Numa entrevista dada a um jornal de Macau, em 2014, o então diretor executivo do IILP, Müller de Oliveira, via na aprovação, por Madrid, da lei Paz-Andrade, votada pelo parlamento da Galiza, uma oportunidade para a entrada desta, de Goa e de Macau na CPLP. Na sua opinião «a Galiza, como região, não pode ser membro da CPLP, mas Espanha, sim, e atribuir à Galiza a coordenação das relações com a lusofonia. A Índia apresentou uma consulta antes da cimeira de Díli, o que indica que pode haver a possibilidade de vir a apresentar no futuro um pedido de adesão».
Segundo Müller de Oliveira, «ainda vivemos no imaginário de Estado-nação do século XIX, em que um país tinha só uma língua. Falamos muito de cooperação económica na CPLP, mas o conceito de cooperação linguística, numa visão cooperativa em que somamos os nossos recursos e partilhamos os ganhos, ainda não está claro para os Estados-membros», que ficam presos às relações políticas da época colonial.
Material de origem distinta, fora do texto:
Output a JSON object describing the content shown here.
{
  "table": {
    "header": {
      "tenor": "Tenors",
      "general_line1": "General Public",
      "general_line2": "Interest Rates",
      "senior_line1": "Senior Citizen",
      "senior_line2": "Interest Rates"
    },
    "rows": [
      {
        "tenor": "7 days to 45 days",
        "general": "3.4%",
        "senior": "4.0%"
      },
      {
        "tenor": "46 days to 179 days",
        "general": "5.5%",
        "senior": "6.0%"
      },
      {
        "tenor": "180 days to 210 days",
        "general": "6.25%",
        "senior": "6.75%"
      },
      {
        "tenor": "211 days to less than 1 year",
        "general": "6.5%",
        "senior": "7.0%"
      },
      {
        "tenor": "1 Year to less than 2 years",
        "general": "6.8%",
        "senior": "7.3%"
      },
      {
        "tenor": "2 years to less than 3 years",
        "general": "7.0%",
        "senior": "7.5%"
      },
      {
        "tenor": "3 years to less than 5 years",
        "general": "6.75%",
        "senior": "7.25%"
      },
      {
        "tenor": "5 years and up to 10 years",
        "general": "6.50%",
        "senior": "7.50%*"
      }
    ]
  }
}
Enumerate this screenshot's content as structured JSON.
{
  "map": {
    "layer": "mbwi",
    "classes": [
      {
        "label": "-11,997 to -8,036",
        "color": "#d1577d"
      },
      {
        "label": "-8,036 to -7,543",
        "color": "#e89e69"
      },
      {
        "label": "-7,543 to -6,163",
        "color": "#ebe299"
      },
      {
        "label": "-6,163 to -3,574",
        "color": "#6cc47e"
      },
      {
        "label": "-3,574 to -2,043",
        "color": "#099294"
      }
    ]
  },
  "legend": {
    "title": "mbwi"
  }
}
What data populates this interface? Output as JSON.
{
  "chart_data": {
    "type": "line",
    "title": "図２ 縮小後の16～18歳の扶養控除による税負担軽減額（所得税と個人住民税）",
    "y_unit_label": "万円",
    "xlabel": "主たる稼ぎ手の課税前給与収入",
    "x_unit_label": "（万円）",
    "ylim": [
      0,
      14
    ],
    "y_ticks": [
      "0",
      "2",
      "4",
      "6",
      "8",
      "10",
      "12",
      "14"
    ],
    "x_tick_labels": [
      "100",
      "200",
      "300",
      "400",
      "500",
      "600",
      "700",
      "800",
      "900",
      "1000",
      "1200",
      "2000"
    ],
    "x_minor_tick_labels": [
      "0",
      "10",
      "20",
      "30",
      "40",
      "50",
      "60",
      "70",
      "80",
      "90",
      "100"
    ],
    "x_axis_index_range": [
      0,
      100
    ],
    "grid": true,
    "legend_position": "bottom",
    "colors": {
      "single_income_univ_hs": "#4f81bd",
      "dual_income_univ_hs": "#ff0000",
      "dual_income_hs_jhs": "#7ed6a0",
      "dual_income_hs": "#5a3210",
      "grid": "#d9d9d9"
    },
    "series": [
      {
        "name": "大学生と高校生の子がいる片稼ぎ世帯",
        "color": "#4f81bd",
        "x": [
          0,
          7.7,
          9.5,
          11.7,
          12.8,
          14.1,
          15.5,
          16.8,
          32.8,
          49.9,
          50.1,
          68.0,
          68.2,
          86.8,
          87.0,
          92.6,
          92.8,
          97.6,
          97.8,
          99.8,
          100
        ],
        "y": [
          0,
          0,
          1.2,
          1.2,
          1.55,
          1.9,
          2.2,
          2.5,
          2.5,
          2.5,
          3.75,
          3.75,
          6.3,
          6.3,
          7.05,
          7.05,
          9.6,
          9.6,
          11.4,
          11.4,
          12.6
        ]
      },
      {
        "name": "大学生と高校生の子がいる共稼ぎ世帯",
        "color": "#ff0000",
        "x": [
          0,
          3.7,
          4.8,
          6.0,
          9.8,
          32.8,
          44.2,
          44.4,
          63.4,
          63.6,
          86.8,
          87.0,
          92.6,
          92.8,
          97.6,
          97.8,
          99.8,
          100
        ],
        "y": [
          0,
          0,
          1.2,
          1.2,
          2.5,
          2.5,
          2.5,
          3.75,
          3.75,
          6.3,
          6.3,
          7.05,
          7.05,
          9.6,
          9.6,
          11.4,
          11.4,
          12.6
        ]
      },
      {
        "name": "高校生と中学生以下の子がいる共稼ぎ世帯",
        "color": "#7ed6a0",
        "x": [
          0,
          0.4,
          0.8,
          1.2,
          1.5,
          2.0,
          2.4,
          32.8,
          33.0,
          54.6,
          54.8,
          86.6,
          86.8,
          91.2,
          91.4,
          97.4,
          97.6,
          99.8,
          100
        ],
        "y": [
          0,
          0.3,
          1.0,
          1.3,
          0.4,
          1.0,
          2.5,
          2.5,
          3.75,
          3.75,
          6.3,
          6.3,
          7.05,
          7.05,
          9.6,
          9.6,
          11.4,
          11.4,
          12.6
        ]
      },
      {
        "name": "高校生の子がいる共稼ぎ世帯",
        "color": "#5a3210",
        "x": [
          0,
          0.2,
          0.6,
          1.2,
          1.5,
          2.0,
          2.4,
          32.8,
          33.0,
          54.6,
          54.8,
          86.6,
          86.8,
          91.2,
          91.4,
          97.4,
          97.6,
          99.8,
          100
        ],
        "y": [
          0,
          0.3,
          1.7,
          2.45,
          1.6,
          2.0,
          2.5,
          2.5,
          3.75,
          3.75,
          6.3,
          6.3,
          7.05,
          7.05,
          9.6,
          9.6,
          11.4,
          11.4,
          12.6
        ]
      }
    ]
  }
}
«Sempre que oiço falar de se transformar a CPLP numa estrutura económica ocorre-me estar perante uma proposta de fuga para a frente», diz Luís Fonseca. Em seu entender, «a CPLP deve ter uma dimensão económica para cuja configuração devem contribuir não apenas os Estados mas, igualmente, os operadores económicos, as empresas, as organizações sindicais e os cidadãos. Mas não pode significar alterar os fundamentos, essencialmente políticos, que estão na base da criação da CPLP». Por outras palavras, será sempre necessário uma forte vontade política, que não se tem manifestado noutras iniciativas da CPLP. A organização pode assumir uma forte dimensão económica e tirar partido da língua portuguesa e das complementaridades que os países oferecem. Mas essa dimensão será consequência da afirmação da CPLP como Comunidade de Estados e Povos, não a condição da sua sobrevivência.
Artigo da jornalista Nicole Guardiola, publicado na edição impressa da revista África XXI de julho de 2017.